Search code examples
pdfpdf-generationghostscripteps

How to keep margins when converting PDF to EPS outlines using Ghostscript?


I'm using Ghostscript to convert a PDF document into an EPS file.

My goal is to remove the textual information (while keeping the vector outlines of the text intact) in the PDF. I am doing so by converting to EPS and then converting it back PDF. (Of course, I don't expect to prevent people from running OCR to get the text.)

The command I used was:

gs -q -dNOCACHE -dNOPAUSE -dBATCH -dSAFER \
   -sDEVICE=epswrite -sOutputFile=output.eps input.pdf

But when I convert the resulting EPS back to PDF, the original margin is mostly lost, the page size shrank, and texts on even-numbered pages are cropped on the right.

Is there a way to keep the original page size and margin during the conversion?

Another tool I tried was ps2eps.

While it supports specifying a page size, it does not actually remove the textual information, so one could still select and copy text from the resulting PDF. This defeats my purpose.

Another drawback is that it only supports converting a single page, so I have to first convert my PDF to a set of single-page PS files using psselect.


Solution

  • Firstly don't use epswrite (in fact in recent versions of Ghostscript, you can't -- so you must be using an old version, upgrade!). You should be using the eps2write device instead.

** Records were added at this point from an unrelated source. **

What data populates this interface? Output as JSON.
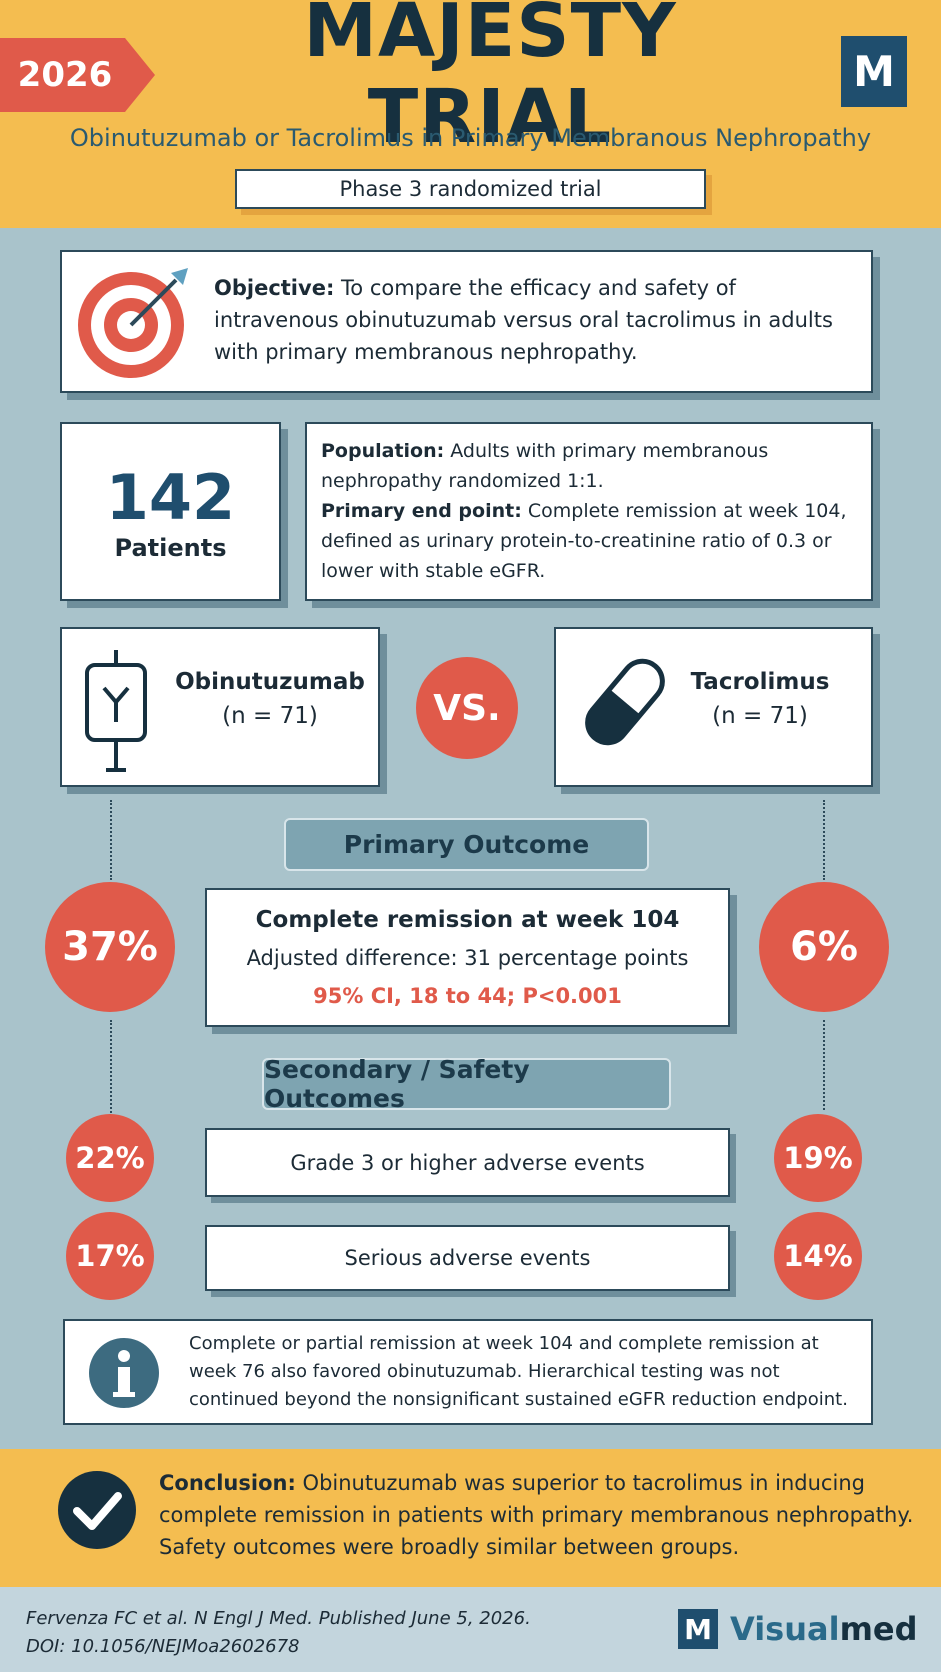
{
  "header": {
    "year": "2026",
    "title": "MAJESTY TRIAL",
    "logo": "M",
    "subtitle": "Obinutuzumab or Tacrolimus in Primary Membranous Nephropathy",
    "design": "Phase 3 randomized trial"
  },
  "objective": {
    "label": "Objective:",
    "text": "To compare the efficacy and safety of intravenous obinutuzumab versus oral tacrolimus in adults with primary membranous nephropathy."
  },
  "patients": {
    "count": 142,
    "label": "Patients"
  },
  "population": {
    "label": "Population:",
    "text": "Adults with primary membranous nephropathy randomized 1:1."
  },
  "endpoint": {
    "label": "Primary end point:",
    "text": "Complete remission at week 104, defined as urinary protein-to-creatinine ratio of 0.3 or lower with stable eGFR."
  },
  "arms": [
    {
      "name": "Obinutuzumab",
      "n": "(n = 71)"
    },
    {
      "name": "Tacrolimus",
      "n": "(n = 71)"
    }
  ],
  "vs": "VS.",
  "primary": {
    "heading": "Primary Outcome",
    "title": "Complete remission at week 104",
    "difference": "Adjusted difference: 31 percentage points",
    "ci": "95% CI, 18 to 44; P<0.001",
    "left": "37%",
    "right": "6%"
  },
  "secondary": {
    "heading": "Secondary / Safety Outcomes",
    "rows": [
      {
        "label": "Grade 3 or higher adverse events",
        "left": "22%",
        "right": "19%"
      },
      {
        "label": "Serious adverse events",
        "left": "17%",
        "right": "14%"
      }
    ]
  },
  "note": "Complete or partial remission at week 104 and complete remission at week 76 also favored obinutuzumab. Hierarchical testing was not continued beyond the nonsignificant sustained eGFR reduction endpoint.",
  "conclusion": {
    "label": "Conclusion:",
    "text": "Obinutuzumab was superior to tacrolimus in inducing complete remission in patients with primary membranous nephropathy. Safety outcomes were broadly similar between groups."
  },
  "footer": {
    "citation": "Fervenza FC et al. N Engl J Med. Published June 5, 2026.",
    "doi": "DOI: 10.1056/NEJMoa2602678",
    "brand_logo": "M",
    "brand_a": "Visual",
    "brand_b": "med"
  }
}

    Secondly, don't convert PDF->EPS->PDF.

    Each conversion costs you accuracy. Doubly don't do this if you intend to maintain page level information (like margins). EPS files are deliberately intended to have a tight bounding box, amongst other requirements which probably make it unsuitable for your purposes.

    If you want to maintain the page level data, then convert to PostScript, not EPS, using the ps2write device.

    Note that when using the epswrite device, you are not 'removing the textual information (while keeping the vector outlines of the text intact)', but in the general case you are rendering the text to bitmaps. Ugly, and doesn't scale well!

    To do this sensibly, use a current version of Ghostscript (9.16), use the pdfwrite device (with PDF in, PDF out) and select the -dNoOutputFonts switch.

    This will do what you seem to want: it will draw the text as vectors, not text. The result will, of course, be a PDF file which is unsearchable and immune to copy/paste.